In this essay I will briefly argue that, appearances notwithstanding, Justice Brennan's precedential interpretation of liberty, no less than Justice Scalia's traditionalist one, is at its root deeply conservative. I will then argue that the best explanation for the conservatism of even this nominally "liberal" interpretation of liberty by an unquestionably liberal jurist is that it stems from the general need of all members of the Court -- liberal as well as conservative -- to interpret the Constitution in a way that vindicates the "jurisprudential virtues" of good judicial decision-making. Those virtues, I will suggest, are themselves conservative, and perhaps necessarily so. It is therefore not surprising that constitutional interpretations rendered by even the liberal Justices -- such as Justice Brennan's interpretation of "liberty" in Michael H. -- have conservative overtones and consequences.

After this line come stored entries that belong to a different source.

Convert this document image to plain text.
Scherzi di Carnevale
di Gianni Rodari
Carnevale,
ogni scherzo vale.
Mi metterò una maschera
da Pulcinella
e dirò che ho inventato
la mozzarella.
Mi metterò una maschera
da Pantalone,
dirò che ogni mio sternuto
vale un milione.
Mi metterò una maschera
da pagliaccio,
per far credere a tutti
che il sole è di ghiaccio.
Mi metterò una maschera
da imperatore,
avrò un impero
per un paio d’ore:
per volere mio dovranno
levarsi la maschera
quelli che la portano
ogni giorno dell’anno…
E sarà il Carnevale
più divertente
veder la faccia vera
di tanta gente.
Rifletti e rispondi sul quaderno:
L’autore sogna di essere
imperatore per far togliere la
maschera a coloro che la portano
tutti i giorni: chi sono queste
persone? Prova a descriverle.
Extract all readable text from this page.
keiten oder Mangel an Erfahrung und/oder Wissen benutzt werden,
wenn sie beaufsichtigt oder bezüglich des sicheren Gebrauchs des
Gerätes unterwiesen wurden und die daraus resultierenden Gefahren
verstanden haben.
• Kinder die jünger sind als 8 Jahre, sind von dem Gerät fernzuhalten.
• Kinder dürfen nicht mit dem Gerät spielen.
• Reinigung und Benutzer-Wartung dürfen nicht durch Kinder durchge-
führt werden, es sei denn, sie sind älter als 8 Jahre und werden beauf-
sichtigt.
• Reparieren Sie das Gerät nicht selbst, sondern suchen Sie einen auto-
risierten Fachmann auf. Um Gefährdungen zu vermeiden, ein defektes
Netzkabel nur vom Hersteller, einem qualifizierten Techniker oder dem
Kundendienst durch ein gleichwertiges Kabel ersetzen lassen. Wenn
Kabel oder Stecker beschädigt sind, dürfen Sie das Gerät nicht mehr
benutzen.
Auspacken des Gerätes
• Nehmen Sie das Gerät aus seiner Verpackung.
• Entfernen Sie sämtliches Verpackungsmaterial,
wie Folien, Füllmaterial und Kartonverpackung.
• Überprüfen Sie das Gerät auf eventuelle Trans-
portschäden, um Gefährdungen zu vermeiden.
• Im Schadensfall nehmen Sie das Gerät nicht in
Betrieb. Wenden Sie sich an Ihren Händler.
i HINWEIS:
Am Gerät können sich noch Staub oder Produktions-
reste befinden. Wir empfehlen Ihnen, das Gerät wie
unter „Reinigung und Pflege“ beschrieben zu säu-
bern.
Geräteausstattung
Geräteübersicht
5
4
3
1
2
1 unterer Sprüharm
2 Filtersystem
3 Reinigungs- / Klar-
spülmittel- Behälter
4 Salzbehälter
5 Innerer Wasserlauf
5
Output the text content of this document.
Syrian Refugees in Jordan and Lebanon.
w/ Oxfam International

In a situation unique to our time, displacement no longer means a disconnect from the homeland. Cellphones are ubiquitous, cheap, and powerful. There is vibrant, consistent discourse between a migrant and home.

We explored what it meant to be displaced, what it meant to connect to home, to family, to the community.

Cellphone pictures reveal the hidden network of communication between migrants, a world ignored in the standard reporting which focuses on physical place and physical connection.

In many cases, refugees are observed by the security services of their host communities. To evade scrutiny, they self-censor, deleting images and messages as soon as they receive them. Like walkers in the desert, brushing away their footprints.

Second, I will suggest that the Justices' collective need to constrain interpretation by the ethical demands of the adjudicative, virtues has cramped our understanding of liberty, as well as of the Constitution's other general phrases. We ought to liberate the interpretive questions -- what is liberty, and what constraints does it impose on state action -- from their historical associations with the ethical need to constrain judicial decision-making. By doing so, we might achieve a more progressive, but also more accurate, understanding of the nature of individual liberty than that propounded by either Justice Brennan or Justice Scalia in their respective decisions in Michael H.